A few years ago, I was working at a summer camp in Santa Cruz. There was one evening towards the end of my summer where I was star-gazing with a friend as we waited for our campers to show up for our evening time around the fire. I was a few days away from my semester abroad in Rwanda and was feeling a lot of anxiety about the trip and the quick transition. As we laid out across wooden benches and watched the stars I listed aloud all of the things I was hoping for with my time abroad. Once I was in Rwanda, and in the years since, every time the sky was clear enough to look at the stars I felt like God was reminding me of those hopes, and to see how he was leading me towards them, or already had.

So, when I was on that plane, full of fear and doubt, the sight of a starry sky outside of my window gave me enough hope to keep going.

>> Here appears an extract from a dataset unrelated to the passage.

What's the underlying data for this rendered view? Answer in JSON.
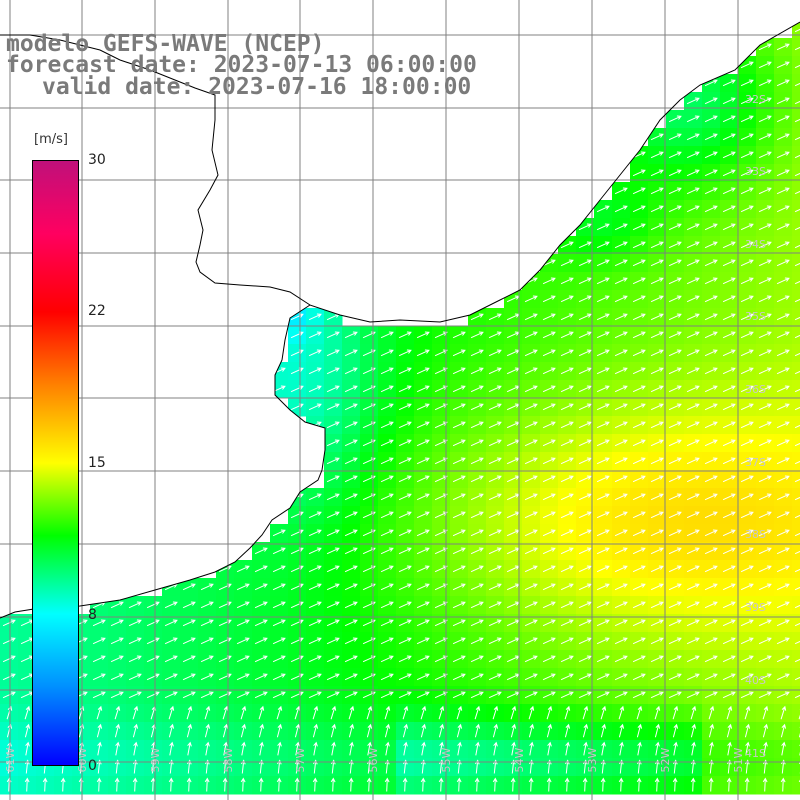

Several times in the last six months I have been on an evening bus into Kigali after a visit to a town in the northern part of the country. Sometimes, if it is dark enough, the dark hills blend into the dark sky, making the small, blue lights of the houses scattered across the hills look like stars, and I am reassured about this place. That the things I have been hoping for and pursuing are good and true and real. It is so easy to doubt that.

I recently re-read Parker Palmer’s Let Your Life Speak, a book about vocation and discernment and navigating through the various seasons of life.

Vocation at its deepest level is not, “Oh, boy, do I want to go to this strange place where I have to learn a new way to live and where no one, including me, understands what I’m doing.” Vocation at its deepest level is, “This is something I can’t not do, for reasons I’m unable to explain to anyone else and don’t fully understand myself but that are nonetheless compelling.”

With just a little bit of sass, Palmer says exactly what I have felt over and over again on this journey—that this is something I can’t not do, even if it doesn’t always make sense on the surface level.

Last week, as I boarded a flight to Washington DC, then Ethiopia, then Kigali I felt sent. Maybe released is a better word, but I felt like I was moving in the right direction and that I had a lot of people pushing me onward. Rather than mourning the loss of friends, I was thankful for sweet time with so many dear people and the ways that each of them is encouraging me forward. I felt refreshed in my soul and released from the fears and stresses that I had been feeling in the previous months as I was starting my life here.

It felt a little bit like going home.